Teebken O E, Pichlmaier M A, Brand S, Haverich A
Division of Thoracic & Cardiovascular Surgery, Hannover Medical School, Hannover, Germany.
Eur J Vasc Endovasc Surg. 2004 Jun;27(6):597-602. doi: 10.1016/j.ejvs.2004.01.027.
To review our experience of using cryopreserved allografts for in situ reconstruction in the presence of infection involving the aorta, iliac or femoral arteries.
Retrospective clinical study.
From 3/2000 to 8/2003 all patients with mycotic aneurysms or secondary infection following earlier prosthetic replacement were treated with cryopreserved human allografts. Forty-two patients, 39 (93%) with a prosthetic graft infection and 3 (7%) with a mycotic aneurysm of the abdominal aorta were treated. Six (14%) had aorto-enteric fistulas, 5 (12%) had ruptured aneurysms, and 2 also had vertebral destruction. The median follow-up time was 20 months (range 1-42 months).
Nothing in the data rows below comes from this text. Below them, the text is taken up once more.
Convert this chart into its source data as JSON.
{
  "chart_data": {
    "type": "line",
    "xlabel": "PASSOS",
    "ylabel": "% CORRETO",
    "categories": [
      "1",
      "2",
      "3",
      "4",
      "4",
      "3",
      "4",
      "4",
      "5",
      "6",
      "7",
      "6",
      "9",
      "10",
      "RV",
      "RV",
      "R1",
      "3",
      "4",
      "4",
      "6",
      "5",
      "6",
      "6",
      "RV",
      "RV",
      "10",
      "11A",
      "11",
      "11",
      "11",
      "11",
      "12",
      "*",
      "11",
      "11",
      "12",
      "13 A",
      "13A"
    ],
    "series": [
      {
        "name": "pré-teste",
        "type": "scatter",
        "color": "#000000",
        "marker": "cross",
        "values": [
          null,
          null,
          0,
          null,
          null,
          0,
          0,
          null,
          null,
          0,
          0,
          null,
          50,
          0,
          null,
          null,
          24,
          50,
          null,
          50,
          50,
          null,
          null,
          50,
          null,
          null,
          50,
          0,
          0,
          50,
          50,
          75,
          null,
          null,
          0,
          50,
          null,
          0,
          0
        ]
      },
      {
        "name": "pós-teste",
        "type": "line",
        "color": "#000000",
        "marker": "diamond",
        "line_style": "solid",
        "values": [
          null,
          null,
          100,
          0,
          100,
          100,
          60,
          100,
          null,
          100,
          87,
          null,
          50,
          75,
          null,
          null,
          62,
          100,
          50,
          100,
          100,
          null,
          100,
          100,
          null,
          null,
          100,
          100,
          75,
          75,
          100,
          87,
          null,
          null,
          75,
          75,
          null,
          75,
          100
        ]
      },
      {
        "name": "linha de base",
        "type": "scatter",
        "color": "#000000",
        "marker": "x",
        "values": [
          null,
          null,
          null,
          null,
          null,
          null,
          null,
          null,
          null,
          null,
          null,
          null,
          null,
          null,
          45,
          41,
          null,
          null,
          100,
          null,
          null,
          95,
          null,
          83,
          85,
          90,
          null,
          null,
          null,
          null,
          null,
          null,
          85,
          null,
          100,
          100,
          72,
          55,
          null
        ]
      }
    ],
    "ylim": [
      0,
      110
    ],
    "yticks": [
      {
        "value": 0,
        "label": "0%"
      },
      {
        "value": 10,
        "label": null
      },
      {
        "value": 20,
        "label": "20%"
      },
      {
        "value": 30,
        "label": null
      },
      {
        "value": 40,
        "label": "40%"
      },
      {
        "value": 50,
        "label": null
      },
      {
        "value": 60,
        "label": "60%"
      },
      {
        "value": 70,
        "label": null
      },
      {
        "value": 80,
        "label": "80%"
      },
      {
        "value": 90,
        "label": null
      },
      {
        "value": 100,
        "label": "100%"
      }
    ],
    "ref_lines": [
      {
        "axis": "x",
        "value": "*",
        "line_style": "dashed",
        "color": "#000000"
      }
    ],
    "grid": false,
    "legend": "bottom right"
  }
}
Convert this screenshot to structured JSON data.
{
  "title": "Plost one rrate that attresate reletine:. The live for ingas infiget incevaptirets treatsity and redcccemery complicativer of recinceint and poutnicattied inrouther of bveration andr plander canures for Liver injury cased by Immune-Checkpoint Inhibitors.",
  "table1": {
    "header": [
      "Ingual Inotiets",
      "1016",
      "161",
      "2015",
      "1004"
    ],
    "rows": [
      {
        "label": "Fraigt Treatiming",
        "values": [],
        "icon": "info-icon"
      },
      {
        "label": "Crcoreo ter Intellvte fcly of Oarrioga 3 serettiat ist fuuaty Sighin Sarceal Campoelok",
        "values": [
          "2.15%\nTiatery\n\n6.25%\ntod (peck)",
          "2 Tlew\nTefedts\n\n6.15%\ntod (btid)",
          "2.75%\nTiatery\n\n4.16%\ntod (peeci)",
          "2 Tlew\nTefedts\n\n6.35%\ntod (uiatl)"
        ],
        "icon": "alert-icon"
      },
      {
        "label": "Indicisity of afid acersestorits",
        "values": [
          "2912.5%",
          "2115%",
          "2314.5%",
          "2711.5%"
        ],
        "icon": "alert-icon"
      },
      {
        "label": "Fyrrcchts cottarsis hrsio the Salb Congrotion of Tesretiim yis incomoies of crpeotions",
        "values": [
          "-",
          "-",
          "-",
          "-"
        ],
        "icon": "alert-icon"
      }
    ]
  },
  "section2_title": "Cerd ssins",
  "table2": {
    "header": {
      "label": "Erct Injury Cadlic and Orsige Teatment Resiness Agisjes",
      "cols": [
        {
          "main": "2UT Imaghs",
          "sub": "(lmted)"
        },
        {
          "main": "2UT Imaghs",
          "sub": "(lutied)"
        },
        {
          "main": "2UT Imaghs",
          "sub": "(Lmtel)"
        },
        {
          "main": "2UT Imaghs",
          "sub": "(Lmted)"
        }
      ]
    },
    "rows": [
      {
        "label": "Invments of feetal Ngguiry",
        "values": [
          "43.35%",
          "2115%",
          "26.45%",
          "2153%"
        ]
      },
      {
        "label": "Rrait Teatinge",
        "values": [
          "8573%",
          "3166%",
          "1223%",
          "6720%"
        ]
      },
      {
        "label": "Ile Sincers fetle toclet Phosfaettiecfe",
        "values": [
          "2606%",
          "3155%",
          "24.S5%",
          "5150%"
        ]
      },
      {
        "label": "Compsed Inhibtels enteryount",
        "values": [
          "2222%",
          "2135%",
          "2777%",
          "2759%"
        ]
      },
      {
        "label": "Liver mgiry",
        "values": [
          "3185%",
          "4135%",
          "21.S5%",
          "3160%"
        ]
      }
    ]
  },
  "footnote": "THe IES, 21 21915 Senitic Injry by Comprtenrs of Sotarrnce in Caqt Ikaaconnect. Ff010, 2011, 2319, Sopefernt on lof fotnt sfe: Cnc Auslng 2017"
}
Thirty-day mortality was 14%. Three patients died due to multi-organ failure, two patients died from hypovolaemic shock due to allograft rupture and one from rupture of the native aorta. The overall mortality was 24% (four additional patients). Graft patency was 100% at 30 days and 97% at follow up in the survivors. The mean actuarial survival time was 32 months (95% CI=27-37 months).
Cryopreserved allografts for the in situ reconstruction of infected arteries or grafts have acceptable intermediate results.
回顾我们使用冷冻同种异体移植物对存在主动脉、髂动脉或股动脉感染的患者进行原位重建的经验。
回顾性临床研究。
从2000年3月至2003年8月,所有患有真菌性动脉瘤或先前人工血管置换术后继发感染的患者均接受冷冻保存的人同种异体移植物治疗。共治疗42例患者,其中39例(93%)为人工血管移植物感染,3例(7%)为腹主动脉真菌性动脉瘤。6例(14%)患者发生主动脉肠瘘,5例(12%)患者动脉瘤破裂,2例患者还伴有椎体破坏。中位随访时间为20个月(范围1 - 42个月)。
30天死亡率为14%。3例患者死于多器官功能衰竭,2例患者因同种异体移植物破裂导致低血容量性休克死亡,1例因自体主动脉破裂死亡。总体死亡率为24%(另有4例患者)。存活患者的移植物通畅率在30天时为100%,随访时为97%。平均精算生存时间为32个月(95%可信区间 = 27 - 37个月)。
冷冻同种异体移植物用于感染动脉或移植物的原位重建具有可接受的中期结果。